Cate Blanchett: It’s a really complicated neuro-linguistic process, to make someone else’s lines your own, so I am always very happy not to talk on film. I think the challenge of playing a character that’s derived from a Patricia Highsmith novel is they’re so mysterious and ambiguous. What was wonderful about what Phyllis did with making this into a film is Carol is very much, almost a construct of Therese’s imagination; it’s all seen through the prism of Therese’s interior turmoil and Phyllis has really invented a whole world for Carol, and that was a gift. I had the elusive atmosphere of the novel and then I had the most beautifully chosen, almost haikus that Phyllis had chosen for Carol, so it was a gift.
I read that you had read 1950s erotic novels to prepare for the part. Can you talk about this experience?
CB: Part of the joy of acting is the research and the unique thing about this very personal, intimate novel that Patricia Highsmith wrote under a pseudonym was that it was the first lesbian story that had a happy ending and so I read many many that did not; that were outsider novels. I think it was very important to remember, living in the day and age we are in now, is that this was not the case then. This was not a world in which Carol herself existed; I don’t think she was a card carrying member of any sexual persuasion, and that its also important to remember that those labels, those environments, those groups, the comfort of those communities did not exist for many many people at that period, so the resultant isolation was very important for me to gather.
What was it like to film a love scene in this film? Have your feelings toward nudity changed in any way?
CB: Certainly since giving birth; a lot of strangers see you naked in that experience. No more so than if it was a love scene with a man. I have such admiration and respect for Rooney [Mara], and it was quite hilarious actually, in a lot of ways. I think it’s always great when it’s not for titillating reasons; it was a really important scene in the structure of the film and the telling of the story and Todd [Haynes] was fantastic at really explaining how it was going to be shot, so it was a scene like any other scene. Yes, there was a bit of apprehension going in, but not because it was between two women in any way.
In an interview with Variety, you said you have had many relationships with women, and this was taken to mean you have had sexual relationships with women…

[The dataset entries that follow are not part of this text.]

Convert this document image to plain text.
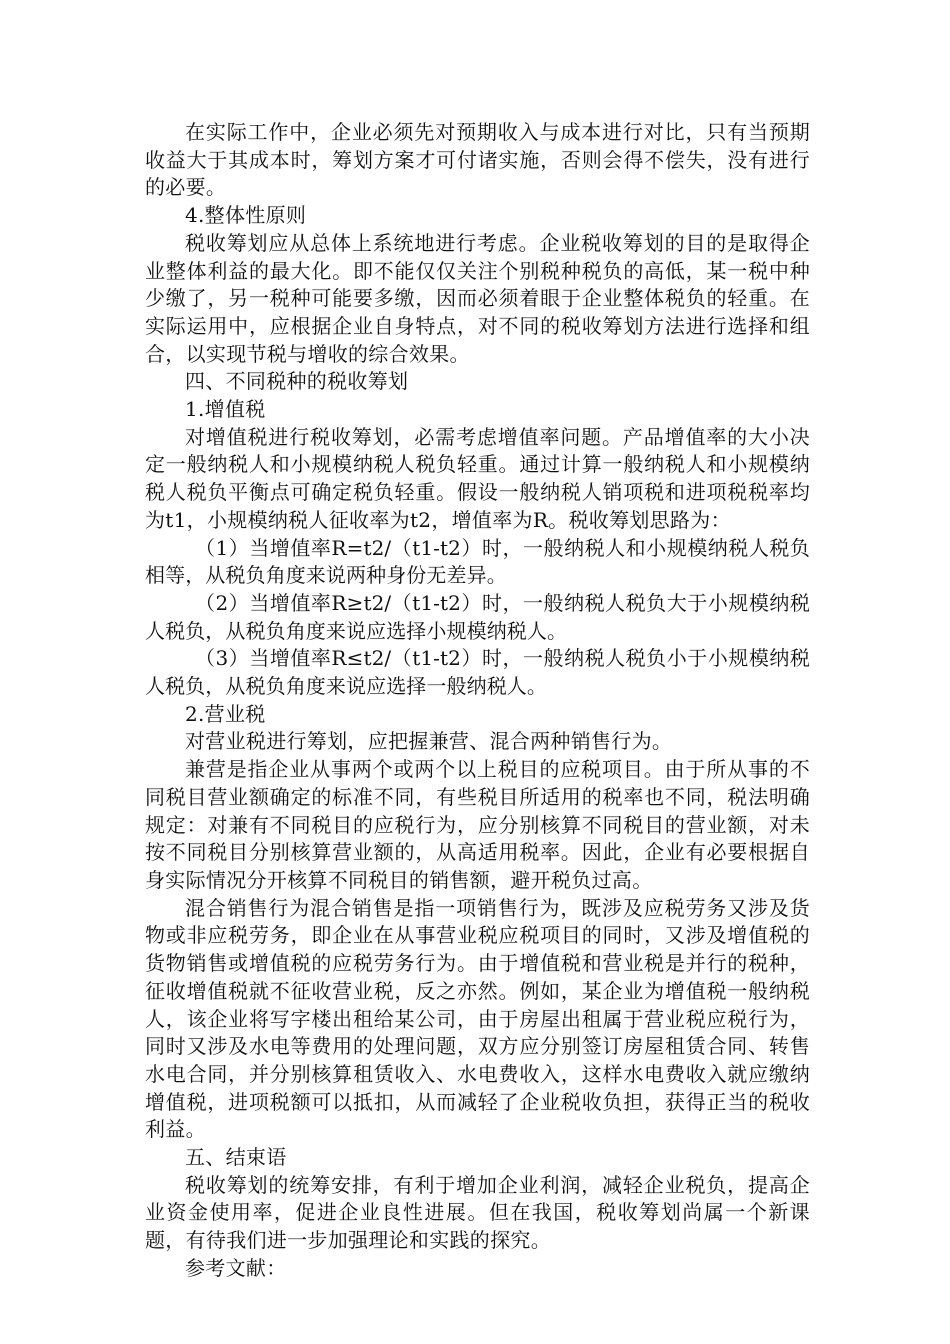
在实际工作中，企业必须先对预期收入与成本进行对比，只有当预期收益大于其成本时，筹划方案才可付诸实施，否则会得不偿失，没有进行的必要。

4.整体性原则

税收筹划应从总体上系统地进行考虑。企业税收筹划的目的是取得企业整体利益的最大化。即不能仅仅关注个别税种税负的高低，某一税中种少缴了，另一税种可能要多缴，因而必须着眼于企业整体税负的轻重。在实际运用中，应根据企业自身特点，对不同的税收筹划方法进行选择和组合，以实现节税与增收的综合效果。

四、不同税种的税收筹划

1.增值税

对增值税进行税收筹划，必需考虑增值率问题。产品增值率的大小决定一般纳税人和小规模纳税人税负轻重。通过计算一般纳税人和小规模纳税人税负平衡点可确定税负轻重。假设一般纳税人销项税和进项税税率均为t1，小规模纳税人征收率为t2，增值率为R。税收筹划思路为：

（1）当增值率R=t2/（t1-t2）时，一般纳税人和小规模纳税人税负相等，从税负角度来说两种身份无差异。

（2）当增值率R≥t2/（t1-t2）时，一般纳税人税负大于小规模纳税人税负，从税负角度来说应选择小规模纳税人。

（3）当增值率R≤t2/（t1-t2）时，一般纳税人税负小于小规模纳税人税负，从税负角度来说应选择一般纳税人。

2.营业税

对营业税进行筹划，应把握兼营、混合两种销售行为。

兼营是指企业从事两个或两个以上税目的应税项目。由于所从事的不同税目营业额确定的标准不同，有些税目所适用的税率也不同，税法明确规定：对兼有不同税目的应税行为，应分别核算不同税目的营业额，对未按不同税目分别核算营业额的，从高适用税率。因此，企业有必要根据自身实际情况分开核算不同税目的销售额，避开税负过高。

混合销售行为混合销售是指一项销售行为，既涉及应税劳务又涉及货物或非应税劳务，即企业在从事营业税应税项目的同时，又涉及增值税的货物销售或增值税的应税劳务行为。由于增值税和营业税是并行的税种，征收增值税就不征收营业税，反之亦然。例如，某企业为增值税一般纳税人，该企业将写字楼出租给某公司，由于房屋出租属于营业税应税行为，同时又涉及水电等费用的处理问题，双方应分别签订房屋租赁合同、转售水电合同，并分别核算租赁收入、水电费收入，这样水电费收入就应缴纳增值税，进项税额可以抵扣，从而减轻了企业税收负担，获得正当的税收利益。

五、结束语

税收筹划的统筹安排，有利于增加企业利润，减轻企业税负，提高企业资金使用率，促进企业良性进展。但在我国，税收筹划尚属一个新课题，有待我们进一步加强理论和实践的探究。

参考文献：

CB: From memory, the conversation ran “have you had relationships with women?” and I said “Yes, many times. If you mean have I sad sexual relationships with women the answer is no”, but that obviously didn’t make it to print [laughs]. In 2015, the point should be… Who cares!? Call me old fashioned, but I thought one’s job as an actor was not to present one’s boring small microscopic universe, but to raise and expand your sense of the world and make a psychological and empathetic connection to another character’s experience, so you can present something other than your own world to an audience. My own life is of no interest to anyone else… Maybe it is, I don’t know, but I’m certainly not interested in putting my own thoughts and opinions up there. Why I wanted to be an actor and why I love being an actor is what you referred to before; it’s the research. It’s finding out other peoples’ experience and making that beautiful and tangible to an audience, in the hope that it will communicate something.

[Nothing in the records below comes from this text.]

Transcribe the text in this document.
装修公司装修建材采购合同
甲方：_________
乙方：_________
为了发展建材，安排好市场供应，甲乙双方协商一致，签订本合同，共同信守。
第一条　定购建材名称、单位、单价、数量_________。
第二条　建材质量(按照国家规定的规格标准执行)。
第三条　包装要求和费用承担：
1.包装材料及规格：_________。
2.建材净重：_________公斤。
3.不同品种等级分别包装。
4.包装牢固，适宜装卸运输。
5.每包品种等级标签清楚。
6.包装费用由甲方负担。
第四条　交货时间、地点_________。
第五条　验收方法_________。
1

The film concerns a love that was in the 1950s when the film is set, was criminal. How do you feel times have changed since then?
CB: There are 70 countries around the world where homosexuality is still illegal, so it still seems to be an issue. I think the interesting thing about this, and playing a character like Carol is her sexuality is a private affair, and I think what often happens these days is if you are homosexual, you have to talk about it constantly. It has to be the only thing; you have to put it before your work, before all the other aspects of your personality. There are still so many countries around the world where it’s illegal; we are living in deeply conservative times, and if we think otherwise we are very foolish.

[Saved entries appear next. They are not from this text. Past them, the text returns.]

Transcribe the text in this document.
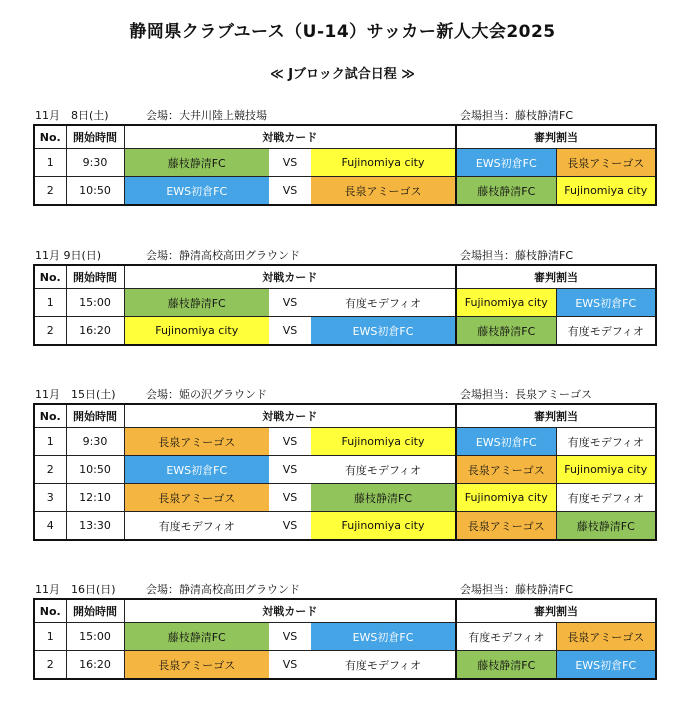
静岡県クラブユース（U-14）サッカー新人大会2025
≪ Jブロック試合日程 ≫
11月　8日(土)	会場：大井川陸上競技場	会場担当：藤枝静清FC
No.	開始時間	対戦カード			審判割当	
1	9:30	藤枝静清FC	VS	Fujinomiya city	EWS初倉FC	長泉アミーゴス
2	10:50	EWS初倉FC	VS	長泉アミーゴス	藤枝静清FC	Fujinomiya city
11月 9日(日)	会場：静清高校高田グラウンド	会場担当：藤枝静清FC
No.	開始時間	対戦カード			審判割当	
1	15:00	藤枝静清FC	VS	有度モデフィオ	Fujinomiya city	EWS初倉FC
2	16:20	Fujinomiya city	VS	EWS初倉FC	藤枝静清FC	有度モデフィオ
11月　15日(土)	会場：姫の沢グラウンド	会場担当：長泉アミーゴス
No.	開始時間	対戦カード			審判割当	
1	9:30	長泉アミーゴス	VS	Fujinomiya city	EWS初倉FC	有度モデフィオ
2	10:50	EWS初倉FC	VS	有度モデフィオ	長泉アミーゴス	Fujinomiya city
3	12:10	長泉アミーゴス	VS	藤枝静清FC	Fujinomiya city	有度モデフィオ
4	13:30	有度モデフィオ	VS	Fujinomiya city	長泉アミーゴス	藤枝静清FC
11月　16日(日)	会場：静清高校高田グラウンド	会場担当：藤枝静清FC
No.	開始時間	対戦カード			審判割当	
1	15:00	藤枝静清FC	VS	EWS初倉FC	有度モデフィオ	長泉アミーゴス
2	16:20	長泉アミーゴス	VS	有度モデフィオ	藤枝静清FC	EWS初倉FC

Have things improved in terms of roles for women in the film industry, both in front of and behind the camera?
CB: Well I think it needs to be very much front and centre of the conversation. There was an article in the International Times saying it was the year of la femme [the woman], and you hope it’s not ‘the year’! That it’s not some sort of fashionable moment. The more rich and diverse the stories are, the better it serves audiences, both male and female. The wonderful thing about this book, and I think Patricia Highsmith’s writing generally, is that you have both male and female perspectives melded and meshed. Yes, there are two women at the centre of it, but its not a niche experience. I think it’s important to keep talking about it, I think it fell off the agenda and I think we lost a lot of ground, but it’s wonderful to be working with female producers who are wanting to make great, intelligent, entertaining films. I think that’s what everyone wants to make.